To what extent can the challenge of implementing the Solvency II criteria be overcome?
ELALAMY: In Morocco we take the implementation of Solvency II very seriously. However, I believe that there is a need to make a worldwide evaluation of the Basel III and Solvency II agreements, one of the reasons why we have such strict rules is only due to some cases of fraud and financial mismanagement that were badly handled by the authorities in some countries. Fixing such incidents by imposing strict rules could actually lead to choking the market. Basel III and Solvency II thus represent excessive desires for control, and developed countries need to understand the importance of reassessing the aforementioned regimes.
One result of these strict rules is that while there is a desire for insurance companies to invest in the economy, the government does not provide fiscal incentives, claiming that this is not permitted under Solvency II. This is not acceptable. Hence, every country needs to make a risk assessment and determine to what extent Solvency II should apply in their jurisdiction. As a global standard, Solvency II simply does not make any sense.
Are there any obstacles for Moroccan companies in entering other markets in Africa?
ELALAMY: There is a tendency to think that Africa is mired in problems and a dangerous continent to invest in.
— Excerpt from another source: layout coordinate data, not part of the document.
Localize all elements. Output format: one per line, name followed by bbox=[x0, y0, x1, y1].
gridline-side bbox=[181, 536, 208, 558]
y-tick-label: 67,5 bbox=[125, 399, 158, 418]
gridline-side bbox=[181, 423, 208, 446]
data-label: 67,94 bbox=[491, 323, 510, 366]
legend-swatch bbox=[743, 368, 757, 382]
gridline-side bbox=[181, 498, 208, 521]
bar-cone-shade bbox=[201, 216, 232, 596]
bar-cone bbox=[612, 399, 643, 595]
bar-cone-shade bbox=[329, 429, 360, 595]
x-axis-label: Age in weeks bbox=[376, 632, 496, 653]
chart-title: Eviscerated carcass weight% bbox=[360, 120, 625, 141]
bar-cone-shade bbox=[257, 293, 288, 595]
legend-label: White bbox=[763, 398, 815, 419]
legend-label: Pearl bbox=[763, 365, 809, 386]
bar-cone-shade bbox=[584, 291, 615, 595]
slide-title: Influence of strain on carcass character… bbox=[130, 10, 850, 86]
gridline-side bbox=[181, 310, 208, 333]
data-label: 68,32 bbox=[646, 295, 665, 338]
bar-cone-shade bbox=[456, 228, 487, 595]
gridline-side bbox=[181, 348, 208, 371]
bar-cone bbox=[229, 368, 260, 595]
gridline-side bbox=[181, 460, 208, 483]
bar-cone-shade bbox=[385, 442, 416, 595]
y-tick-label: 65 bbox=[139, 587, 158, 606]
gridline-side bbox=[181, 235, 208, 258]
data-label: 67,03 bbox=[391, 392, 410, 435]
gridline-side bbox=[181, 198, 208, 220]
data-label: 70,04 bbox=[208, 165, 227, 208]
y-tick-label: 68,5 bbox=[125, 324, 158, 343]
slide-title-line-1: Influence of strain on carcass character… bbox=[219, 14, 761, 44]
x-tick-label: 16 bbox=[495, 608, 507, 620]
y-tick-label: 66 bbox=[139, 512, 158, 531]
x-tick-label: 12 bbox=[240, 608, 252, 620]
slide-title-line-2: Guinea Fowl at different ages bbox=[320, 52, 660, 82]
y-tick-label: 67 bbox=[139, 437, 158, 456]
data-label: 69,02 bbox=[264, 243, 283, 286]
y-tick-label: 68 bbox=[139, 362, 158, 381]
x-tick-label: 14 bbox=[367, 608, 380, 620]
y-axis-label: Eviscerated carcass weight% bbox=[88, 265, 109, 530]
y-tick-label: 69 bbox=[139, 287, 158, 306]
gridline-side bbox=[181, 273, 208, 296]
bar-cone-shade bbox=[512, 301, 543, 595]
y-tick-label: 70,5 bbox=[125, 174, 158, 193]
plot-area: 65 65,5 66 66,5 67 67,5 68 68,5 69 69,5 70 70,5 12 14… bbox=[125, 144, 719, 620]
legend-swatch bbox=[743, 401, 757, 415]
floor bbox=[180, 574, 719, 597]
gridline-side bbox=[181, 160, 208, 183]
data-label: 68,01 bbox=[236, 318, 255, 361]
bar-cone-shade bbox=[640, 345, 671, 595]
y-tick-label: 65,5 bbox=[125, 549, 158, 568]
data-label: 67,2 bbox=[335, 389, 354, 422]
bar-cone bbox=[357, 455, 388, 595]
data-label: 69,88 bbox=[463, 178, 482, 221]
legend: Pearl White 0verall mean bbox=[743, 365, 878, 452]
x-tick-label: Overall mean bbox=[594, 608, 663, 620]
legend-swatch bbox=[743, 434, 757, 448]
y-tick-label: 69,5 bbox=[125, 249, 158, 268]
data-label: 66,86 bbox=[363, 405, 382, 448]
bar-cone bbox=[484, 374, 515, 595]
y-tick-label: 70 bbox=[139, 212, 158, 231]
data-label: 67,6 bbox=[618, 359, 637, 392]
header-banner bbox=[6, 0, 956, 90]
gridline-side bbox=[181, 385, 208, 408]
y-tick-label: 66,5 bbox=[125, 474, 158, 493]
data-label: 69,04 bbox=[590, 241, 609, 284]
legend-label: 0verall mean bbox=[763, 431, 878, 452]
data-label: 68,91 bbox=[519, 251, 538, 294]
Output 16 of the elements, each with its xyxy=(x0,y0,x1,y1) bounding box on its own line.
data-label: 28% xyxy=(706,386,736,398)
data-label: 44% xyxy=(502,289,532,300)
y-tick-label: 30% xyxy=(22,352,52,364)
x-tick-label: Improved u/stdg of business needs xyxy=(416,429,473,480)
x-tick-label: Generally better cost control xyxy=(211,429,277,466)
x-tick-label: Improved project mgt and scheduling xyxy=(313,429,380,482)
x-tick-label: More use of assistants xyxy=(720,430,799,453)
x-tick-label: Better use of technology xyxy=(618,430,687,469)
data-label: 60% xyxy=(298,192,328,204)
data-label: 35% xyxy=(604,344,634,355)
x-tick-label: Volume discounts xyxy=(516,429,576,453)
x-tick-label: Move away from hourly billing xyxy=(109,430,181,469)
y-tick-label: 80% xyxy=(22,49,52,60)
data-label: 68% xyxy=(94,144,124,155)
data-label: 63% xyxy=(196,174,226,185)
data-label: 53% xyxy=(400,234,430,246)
But if you look at Morocco, things are not as complicated as one may think – at least not more so than, say, in Europe. In fact, Moroccan investments in Africa have reaped significant results so far, better than in the US, Europe or even Morocco itself. The potential is also great, since while in the West, insurance spending equals roughly 9-12% of country GDP, in Africa (except South Africa) this averages only 0.5% to 3%.
There are also synergies between banks and insurance companies that can be pursued when investing in Africa. Specifically, health insurance is something that can be developed on the continent since the needs are considerable and the availability rather limited.